Because I was on the caution side and only made half the recipe for the filling, I filled up the other half of the pizza simply with tomato slices and cheese. Both sides were well received by OCT. And I have no doubt that the Malaysian pizza will come back on our menu soon.
Malaysian Pizza
(adapted from Cookinglight)
3/4 cup rice vinegar
1/4 cup firmly packed brown sugar
1/4 cup low-sodium soy sauce
3 tablespoons water
1 tablespoon minced peeled fresh ginger
2 tablespoons chunky peanut butter
1/2 to 3/4 teaspoon crushed red pepper
4 garlic cloves, minced
Cooking spray
1/2 pound skinless, boneless chicken breasts, cut into bite-sized pieces
1/2 cup (2 ounces) shredded reduced-fat, reduced-sodium Swiss cheese (such as Alpine Lace)
1/4 cup (1 ounce) shredded part-skim mozzarella cheese
1 tub pizza dough (such as Pilsbury)
1/4 cup chopped green onions
Preheat oven to 500°.
Combine first 8 ingredients in a bowl; stir well with a whisk.

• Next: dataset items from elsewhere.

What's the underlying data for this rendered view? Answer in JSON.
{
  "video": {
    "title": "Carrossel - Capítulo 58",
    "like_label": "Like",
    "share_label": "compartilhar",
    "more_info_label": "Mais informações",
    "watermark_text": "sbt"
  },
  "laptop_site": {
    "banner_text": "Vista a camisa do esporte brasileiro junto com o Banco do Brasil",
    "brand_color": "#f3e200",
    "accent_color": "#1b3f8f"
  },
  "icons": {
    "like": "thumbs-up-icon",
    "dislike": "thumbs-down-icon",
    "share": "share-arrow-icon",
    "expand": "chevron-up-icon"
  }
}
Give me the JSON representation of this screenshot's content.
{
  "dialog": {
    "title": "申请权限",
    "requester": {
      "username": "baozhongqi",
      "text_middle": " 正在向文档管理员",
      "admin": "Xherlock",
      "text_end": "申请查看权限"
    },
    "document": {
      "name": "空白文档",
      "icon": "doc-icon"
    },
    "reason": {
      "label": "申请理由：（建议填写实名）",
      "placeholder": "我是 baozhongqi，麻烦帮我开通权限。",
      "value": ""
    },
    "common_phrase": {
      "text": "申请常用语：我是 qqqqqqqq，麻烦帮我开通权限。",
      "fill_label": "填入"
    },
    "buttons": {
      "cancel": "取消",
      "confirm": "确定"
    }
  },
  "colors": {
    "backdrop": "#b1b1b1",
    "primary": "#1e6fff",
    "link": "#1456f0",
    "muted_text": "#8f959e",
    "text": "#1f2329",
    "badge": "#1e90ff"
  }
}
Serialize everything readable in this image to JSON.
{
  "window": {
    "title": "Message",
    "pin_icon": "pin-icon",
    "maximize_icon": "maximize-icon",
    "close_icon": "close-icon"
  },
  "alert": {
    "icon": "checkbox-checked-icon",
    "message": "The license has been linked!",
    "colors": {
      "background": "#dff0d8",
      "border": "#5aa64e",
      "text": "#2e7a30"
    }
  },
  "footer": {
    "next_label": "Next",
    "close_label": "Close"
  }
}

Heat a nonstick skillet coated with cooking spray over medium heat. Add chicken, and sauté 2 minutes. Remove chicken from pan.
Pour rice vinegar mixture into pan, and bring to a boil over medium-high heat. Cook mixture 6 minutes or until slightly thickened. Return chicken to pan; cook 1 minute or until chicken is done. (Mixture will be consistency of thick syrup.)
Sprinkle cheeses over prepared crust, leaving a 1/2-inch border, and top with chicken mixture. Bake at 500° for 12 minutes on bottom rack in oven. Sprinkle with green onions. Place pizza on a cutting board; let stand 5 minutes.